- The Washington Times - Wednesday, March 6, 2019

President Trump’s pick to be the next ambassador to Saudi Arabia faced a barrage of questions over the oil-rich kingdom’s human rights record and the killing of dissident journalist Jamal Khashoggi at a sometimes contentious Senate confirmation hearing Wednesday.

Retired Army Gen. John Abizaid said he would press the kingdom on its rights record if confirmed, but stressed it was in the U.S. national interest to get along with Saudi Arabia and its polarizing de facto leader Crown Prime Mohammad bin Salman.

Although the envoy’s post in Riyadh has been vacant for more than two years, President Trump has put Saudi Arabia at the center of his larger Middle East policy, as an energy superpower, as a purchaser of U.S. arms, and as a bulwark against Iranian aggression in the region.

But there was clear anger among lawmakers over recent Saudi moves, from its conduct in the civil war in Yemen to the apparent government mission to silence the U.S.-based Khashoggi, who was killed in the Saudi consulate in Turkey in October.

Sen. Marco Rubio, Florida Republican, accused Crown Prince Muhammad of having gone “full gangster” in the murder of the journalist and in the regime’s attempts to cover up the crime.

“He is reckless, he’s ruthless, he has a penchant for escalation, for taking high risks, confrontational in his foreign policy approach, and I think increasingly willing to test the limits of what he can get away with the United States,” Mr. Rubio said during Wednesday’s hearing.

Gen. Abizaid acknowledged the Khashoggi affair remained one of several hot-button issues that must be worked through with Riyadh, along with such issues as human rights, the Yemen war, and a diplomatic feud with Qatar that has deeply divided America’s Persian Gulf Arab allies. Lawmakers are expected to vote soon again on a resolution calling for an end to all U.S. military and logistic support for the Saudi-led campaign in Yemen, which has helped fuel a massive humanitarian disaster.

Gen. Abizaid testified alongside Matthew Tueller, a career diplomat nominated to be the next U.S. ambassador to Iraq.

While promising to adopt a “forceful” dialogue with Riyadh over the Khashoggi affair, “in the long run, we need a strong and mature partnership with Saudi Arabia,” Gen. Abizaid said.

As Central Command chief from 2003 to 2007, the Arabic-speaking Gen. Abizaid worked closely with Saudi military commanders at the height of the Iraq War. Later as executive assistant to the Joint Chiefs of Staff, he oversaw the bilateral military relationship with Riyadh until his retirement in March 2007.

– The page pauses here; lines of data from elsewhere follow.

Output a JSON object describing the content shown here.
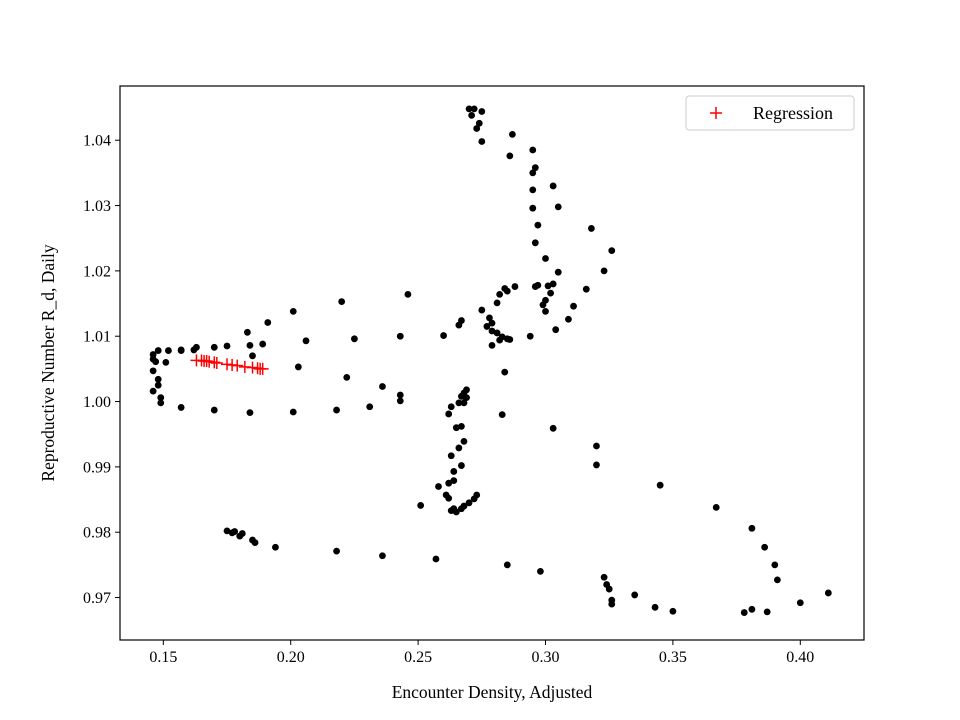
{
  "chart_data": {
    "type": "scatter",
    "title": "",
    "xlabel": "Encounter Density, Adjusted",
    "ylabel": "Reproductive Number R_d, Daily",
    "xlim": [
      0.133,
      0.425
    ],
    "ylim": [
      0.9635,
      1.0483
    ],
    "xticks": [
      0.15,
      0.2,
      0.25,
      0.3,
      0.35,
      0.4
    ],
    "xtick_labels": [
      "0.15",
      "0.20",
      "0.25",
      "0.30",
      "0.35",
      "0.40"
    ],
    "yticks": [
      0.97,
      0.98,
      0.99,
      1.0,
      1.01,
      1.02,
      1.03,
      1.04
    ],
    "ytick_labels": [
      "0.97",
      "0.98",
      "0.99",
      "1.00",
      "1.01",
      "1.02",
      "1.03",
      "1.04"
    ],
    "grid": false,
    "legend": {
      "position": "top-right",
      "entries": [
        "Regression"
      ]
    },
    "colors": {
      "points": "#000000",
      "regression": "#ff0000",
      "axes": "#000000",
      "legend_border": "#cccccc"
    },
    "series": [
      {
        "marker": "dot",
        "x": [
          0.27,
          0.272,
          0.271,
          0.275,
          0.273,
          0.274,
          0.275,
          0.287,
          0.286,
          0.295,
          0.296,
          0.295,
          0.303,
          0.295,
          0.305,
          0.295,
          0.297,
          0.318,
          0.296,
          0.326,
          0.3,
          0.323,
          0.305,
          0.316,
          0.297,
          0.303,
          0.301,
          0.302,
          0.3,
          0.299,
          0.311,
          0.3,
          0.309,
          0.304,
          0.294,
          0.296,
          0.288,
          0.285,
          0.284,
          0.282,
          0.281,
          0.279,
          0.278,
          0.277,
          0.285,
          0.283,
          0.286,
          0.282,
          0.279,
          0.281,
          0.279,
          0.284,
          0.283,
          0.303,
          0.32,
          0.32,
          0.345,
          0.367,
          0.381,
          0.386,
          0.39,
          0.391,
          0.411,
          0.4,
          0.387,
          0.381,
          0.378,
          0.35,
          0.343,
          0.335,
          0.326,
          0.326,
          0.325,
          0.324,
          0.323,
          0.298,
          0.285,
          0.257,
          0.236,
          0.218,
          0.194,
          0.186,
          0.185,
          0.181,
          0.178,
          0.18,
          0.177,
          0.175,
          0.146,
          0.146,
          0.148,
          0.148,
          0.149,
          0.149,
          0.146,
          0.147,
          0.146,
          0.151,
          0.148,
          0.152,
          0.157,
          0.157,
          0.162,
          0.163,
          0.17,
          0.175,
          0.184,
          0.183,
          0.185,
          0.189,
          0.191,
          0.201,
          0.203,
          0.206,
          0.22,
          0.225,
          0.222,
          0.243,
          0.246,
          0.236,
          0.243,
          0.243,
          0.231,
          0.218,
          0.201,
          0.184,
          0.17,
          0.157,
          0.26,
          0.266,
          0.267,
          0.275,
          0.269,
          0.268,
          0.269,
          0.268,
          0.267,
          0.268,
          0.266,
          0.263,
          0.262,
          0.267,
          0.265,
          0.268,
          0.266,
          0.263,
          0.267,
          0.264,
          0.264,
          0.262,
          0.261,
          0.258,
          0.262,
          0.251,
          0.264,
          0.263,
          0.265,
          0.267,
          0.268,
          0.27,
          0.272,
          0.273
        ],
        "y": [
          1.0448,
          1.0448,
          1.0438,
          1.0444,
          1.0418,
          1.0426,
          1.0398,
          1.0409,
          1.0376,
          1.0385,
          1.0358,
          1.035,
          1.033,
          1.0324,
          1.0298,
          1.0296,
          1.027,
          1.0265,
          1.0243,
          1.0231,
          1.0219,
          1.02,
          1.0198,
          1.0172,
          1.0178,
          1.018,
          1.0177,
          1.0166,
          1.0155,
          1.0148,
          1.0146,
          1.0138,
          1.0126,
          1.011,
          1.01,
          1.0176,
          1.0176,
          1.0169,
          1.0173,
          1.0164,
          1.0151,
          1.012,
          1.0128,
          1.0115,
          1.0096,
          1.0099,
          1.0095,
          1.0094,
          1.0108,
          1.0105,
          1.0086,
          1.0045,
          0.998,
          0.9959,
          0.9932,
          0.9903,
          0.9872,
          0.9838,
          0.9806,
          0.9777,
          0.975,
          0.9727,
          0.9707,
          0.9692,
          0.9678,
          0.9682,
          0.9677,
          0.9679,
          0.9685,
          0.9704,
          0.969,
          0.9696,
          0.9713,
          0.972,
          0.9731,
          0.974,
          0.975,
          0.9759,
          0.9764,
          0.9771,
          0.9777,
          0.9784,
          0.9788,
          0.9798,
          0.9801,
          0.9794,
          0.9799,
          0.9802,
          1.0016,
          1.0047,
          1.0034,
          1.0025,
          0.9998,
          1.0006,
          1.0065,
          1.0061,
          1.0072,
          1.006,
          1.0078,
          1.0078,
          1.0078,
          1.0079,
          1.0079,
          1.0083,
          1.0083,
          1.0085,
          1.0086,
          1.0106,
          1.007,
          1.0088,
          1.0121,
          1.0138,
          1.0053,
          1.0093,
          1.0153,
          1.0096,
          1.0037,
          1.01,
          1.0164,
          1.0023,
          1.001,
          1.0001,
          0.9992,
          0.9987,
          0.9984,
          0.9983,
          0.9987,
          0.9991,
          1.0101,
          1.0117,
          1.0124,
          1.014,
          1.0018,
          1.0013,
          1.0006,
          1.0008,
          1.0008,
          0.9998,
          0.9998,
          0.9992,
          0.9981,
          0.9962,
          0.996,
          0.9939,
          0.9929,
          0.9917,
          0.9902,
          0.9893,
          0.9879,
          0.9875,
          0.9857,
          0.987,
          0.9852,
          0.9841,
          0.9836,
          0.9833,
          0.9831,
          0.9836,
          0.984,
          0.9845,
          0.9851,
          0.9857
        ]
      },
      {
        "name": "Regression",
        "marker": "plus",
        "x": [
          0.163,
          0.165,
          0.166,
          0.167,
          0.168,
          0.17,
          0.171,
          0.175,
          0.177,
          0.179,
          0.182,
          0.185,
          0.187,
          0.188,
          0.189
        ],
        "y": [
          1.0063,
          1.0063,
          1.0062,
          1.0062,
          1.0061,
          1.006,
          1.0059,
          1.0057,
          1.0056,
          1.0055,
          1.0053,
          1.0052,
          1.0051,
          1.005,
          1.005
        ]
      }
    ]
  }
}
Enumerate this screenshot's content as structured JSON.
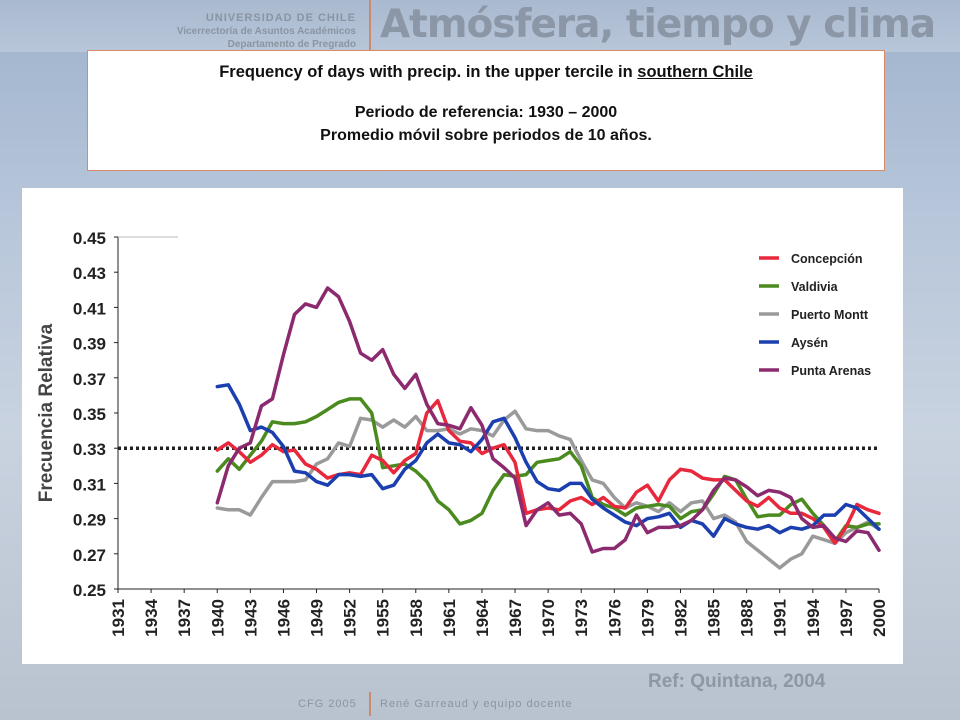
{
  "header": {
    "university": "UNIVERSIDAD DE CHILE",
    "vicerrectoria": "Vicerrectoría de Asuntos Académicos",
    "department": "Departamento de Pregrado",
    "course_title": "Atmósfera, tiempo y clima"
  },
  "title_box": {
    "title_prefix": "Frequency of days with precip. in the upper tercile in ",
    "title_region": "southern Chile",
    "line2": "Periodo de referencia: 1930 – 2000",
    "line3": "Promedio móvil sobre periodos de 10 años."
  },
  "reference": "Ref: Quintana, 2004",
  "footer": {
    "left": "CFG 2005",
    "right": "René Garreaud y equipo docente"
  },
  "chart_data": {
    "type": "line",
    "title": "",
    "xlabel": "",
    "ylabel": "Frecuencia Relativa",
    "xlim": [
      1931,
      2000
    ],
    "ylim": [
      0.25,
      0.45
    ],
    "x_ticks": [
      1931,
      1934,
      1937,
      1940,
      1943,
      1946,
      1949,
      1952,
      1955,
      1958,
      1961,
      1964,
      1967,
      1970,
      1973,
      1976,
      1979,
      1982,
      1985,
      1988,
      1991,
      1994,
      1997,
      2000
    ],
    "y_ticks": [
      "0.25",
      "0.27",
      "0.29",
      "0.31",
      "0.33",
      "0.35",
      "0.37",
      "0.39",
      "0.41",
      "0.43",
      "0.45"
    ],
    "grid": false,
    "legend_position": "top-right",
    "reference_line": {
      "y": 0.33,
      "style": "dotted"
    },
    "series": [
      {
        "name": "Concepción",
        "color": "#e8283c",
        "x": [
          1940,
          1941,
          1942,
          1943,
          1944,
          1945,
          1946,
          1947,
          1948,
          1949,
          1950,
          1951,
          1952,
          1953,
          1954,
          1955,
          1956,
          1957,
          1958,
          1959,
          1960,
          1961,
          1962,
          1963,
          1964,
          1965,
          1966,
          1967,
          1968,
          1969,
          1970,
          1971,
          1972,
          1973,
          1974,
          1975,
          1976,
          1977,
          1978,
          1979,
          1980,
          1981,
          1982,
          1983,
          1984,
          1985,
          1986,
          1987,
          1988,
          1989,
          1990,
          1991,
          1992,
          1993,
          1994,
          1995,
          1996,
          1997,
          1998,
          1999,
          2000
        ],
        "y": [
          0.329,
          0.333,
          0.328,
          0.322,
          0.326,
          0.332,
          0.328,
          0.329,
          0.321,
          0.318,
          0.313,
          0.315,
          0.316,
          0.315,
          0.326,
          0.323,
          0.316,
          0.323,
          0.327,
          0.35,
          0.357,
          0.34,
          0.334,
          0.333,
          0.327,
          0.33,
          0.332,
          0.322,
          0.293,
          0.295,
          0.296,
          0.295,
          0.3,
          0.302,
          0.298,
          0.302,
          0.297,
          0.296,
          0.305,
          0.309,
          0.3,
          0.312,
          0.318,
          0.317,
          0.313,
          0.312,
          0.312,
          0.306,
          0.3,
          0.297,
          0.302,
          0.296,
          0.293,
          0.293,
          0.29,
          0.285,
          0.276,
          0.285,
          0.298,
          0.295,
          0.293
        ]
      },
      {
        "name": "Valdivia",
        "color": "#4a8a1e",
        "x": [
          1940,
          1941,
          1942,
          1943,
          1944,
          1945,
          1946,
          1947,
          1948,
          1949,
          1950,
          1951,
          1952,
          1953,
          1954,
          1955,
          1956,
          1957,
          1958,
          1959,
          1960,
          1961,
          1962,
          1963,
          1964,
          1965,
          1966,
          1967,
          1968,
          1969,
          1970,
          1971,
          1972,
          1973,
          1974,
          1975,
          1976,
          1977,
          1978,
          1979,
          1980,
          1981,
          1982,
          1983,
          1984,
          1985,
          1986,
          1987,
          1988,
          1989,
          1990,
          1991,
          1992,
          1993,
          1994,
          1995,
          1996,
          1997,
          1998,
          1999,
          2000
        ],
        "y": [
          0.317,
          0.324,
          0.318,
          0.326,
          0.334,
          0.345,
          0.344,
          0.344,
          0.345,
          0.348,
          0.352,
          0.356,
          0.358,
          0.358,
          0.35,
          0.319,
          0.32,
          0.321,
          0.317,
          0.311,
          0.3,
          0.295,
          0.287,
          0.289,
          0.293,
          0.306,
          0.315,
          0.314,
          0.315,
          0.322,
          0.323,
          0.324,
          0.328,
          0.32,
          0.302,
          0.298,
          0.296,
          0.292,
          0.296,
          0.297,
          0.298,
          0.297,
          0.29,
          0.294,
          0.295,
          0.304,
          0.314,
          0.312,
          0.301,
          0.291,
          0.292,
          0.292,
          0.298,
          0.301,
          0.293,
          0.286,
          0.277,
          0.286,
          0.285,
          0.287,
          0.287
        ]
      },
      {
        "name": "Puerto Montt",
        "color": "#9a9a9a",
        "x": [
          1940,
          1941,
          1942,
          1943,
          1944,
          1945,
          1946,
          1947,
          1948,
          1949,
          1950,
          1951,
          1952,
          1953,
          1954,
          1955,
          1956,
          1957,
          1958,
          1959,
          1960,
          1961,
          1962,
          1963,
          1964,
          1965,
          1966,
          1967,
          1968,
          1969,
          1970,
          1971,
          1972,
          1973,
          1974,
          1975,
          1976,
          1977,
          1978,
          1979,
          1980,
          1981,
          1982,
          1983,
          1984,
          1985,
          1986,
          1987,
          1988,
          1989,
          1990,
          1991,
          1992,
          1993,
          1994,
          1995,
          1996,
          1997,
          1998,
          1999,
          2000
        ],
        "y": [
          0.296,
          0.295,
          0.295,
          0.292,
          0.302,
          0.311,
          0.311,
          0.311,
          0.312,
          0.321,
          0.324,
          0.333,
          0.331,
          0.347,
          0.346,
          0.342,
          0.346,
          0.342,
          0.348,
          0.34,
          0.34,
          0.341,
          0.338,
          0.341,
          0.34,
          0.337,
          0.346,
          0.351,
          0.341,
          0.34,
          0.34,
          0.337,
          0.335,
          0.323,
          0.312,
          0.31,
          0.302,
          0.296,
          0.299,
          0.297,
          0.294,
          0.299,
          0.294,
          0.299,
          0.3,
          0.29,
          0.292,
          0.288,
          0.277,
          0.272,
          0.267,
          0.262,
          0.267,
          0.27,
          0.28,
          0.278,
          0.276,
          0.282,
          0.285,
          0.288,
          0.284
        ]
      },
      {
        "name": "Aysén",
        "color": "#1c3fb0",
        "x": [
          1940,
          1941,
          1942,
          1943,
          1944,
          1945,
          1946,
          1947,
          1948,
          1949,
          1950,
          1951,
          1952,
          1953,
          1954,
          1955,
          1956,
          1957,
          1958,
          1959,
          1960,
          1961,
          1962,
          1963,
          1964,
          1965,
          1966,
          1967,
          1968,
          1969,
          1970,
          1971,
          1972,
          1973,
          1974,
          1975,
          1976,
          1977,
          1978,
          1979,
          1980,
          1981,
          1982,
          1983,
          1984,
          1985,
          1986,
          1987,
          1988,
          1989,
          1990,
          1991,
          1992,
          1993,
          1994,
          1995,
          1996,
          1997,
          1998,
          1999,
          2000
        ],
        "y": [
          0.365,
          0.366,
          0.355,
          0.34,
          0.342,
          0.339,
          0.331,
          0.317,
          0.316,
          0.311,
          0.309,
          0.315,
          0.315,
          0.314,
          0.315,
          0.307,
          0.309,
          0.318,
          0.323,
          0.333,
          0.338,
          0.333,
          0.332,
          0.328,
          0.335,
          0.345,
          0.347,
          0.336,
          0.322,
          0.311,
          0.307,
          0.306,
          0.31,
          0.31,
          0.301,
          0.296,
          0.292,
          0.288,
          0.286,
          0.29,
          0.291,
          0.293,
          0.285,
          0.289,
          0.287,
          0.28,
          0.29,
          0.287,
          0.285,
          0.284,
          0.286,
          0.282,
          0.285,
          0.284,
          0.286,
          0.292,
          0.292,
          0.298,
          0.296,
          0.29,
          0.284
        ]
      },
      {
        "name": "Punta Arenas",
        "color": "#8b2a6e",
        "x": [
          1940,
          1941,
          1942,
          1943,
          1944,
          1945,
          1946,
          1947,
          1948,
          1949,
          1950,
          1951,
          1952,
          1953,
          1954,
          1955,
          1956,
          1957,
          1958,
          1959,
          1960,
          1961,
          1962,
          1963,
          1964,
          1965,
          1966,
          1967,
          1968,
          1969,
          1970,
          1971,
          1972,
          1973,
          1974,
          1975,
          1976,
          1977,
          1978,
          1979,
          1980,
          1981,
          1982,
          1983,
          1984,
          1985,
          1986,
          1987,
          1988,
          1989,
          1990,
          1991,
          1992,
          1993,
          1994,
          1995,
          1996,
          1997,
          1998,
          1999,
          2000
        ],
        "y": [
          0.299,
          0.32,
          0.33,
          0.333,
          0.354,
          0.358,
          0.383,
          0.406,
          0.412,
          0.41,
          0.421,
          0.416,
          0.402,
          0.384,
          0.38,
          0.386,
          0.372,
          0.364,
          0.372,
          0.355,
          0.344,
          0.343,
          0.341,
          0.353,
          0.343,
          0.324,
          0.319,
          0.313,
          0.286,
          0.295,
          0.299,
          0.292,
          0.293,
          0.287,
          0.271,
          0.273,
          0.273,
          0.278,
          0.292,
          0.282,
          0.285,
          0.285,
          0.286,
          0.289,
          0.295,
          0.306,
          0.313,
          0.312,
          0.308,
          0.303,
          0.306,
          0.305,
          0.302,
          0.29,
          0.285,
          0.286,
          0.279,
          0.277,
          0.283,
          0.282,
          0.272
        ]
      }
    ]
  }
}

Still, the anger at recent Saudi behavior was palpable on both sides of the aisle on Capitol Hill.

“Saudi Arabia has engaged in acts that are simply not acceptable,” said Senate Foreign Relations Committee Chairman Sen. Jim Risch. The Idaho Republican has convened a pair of classified briefings looking into Mr. Khashoggi’s murder in the last month.

New Jersey Sen. Bob Menendez, the ranking Democrat on the panel, faulted the Trump administration for failing to hold Riyadh to account for Khashoggi’s death and for a briefing earlier this week that many lawmakers thought wanting.

“The administration’s attempt to explain its failure to provide a legally mandated determination about the murder of Khashoggi was insulting,” Sen. Menendez said.

While the Trump White House has imposed diplomatic sanctions on some members of the Saudi government linked to the Khashoggi operation, Mr. Trump has repeatedly refrained from targeting the crown prince himself, despite public claims by top U.S. intelligence leaders — including CIA Director Gina Haspel — implicating the Saudi leader in the crime.

“Maybe he did, maybe he didn’t,” Mr. Trump said in November when confronted with U.S. intelligence findings about the case, adding, “We may never know all the facts.”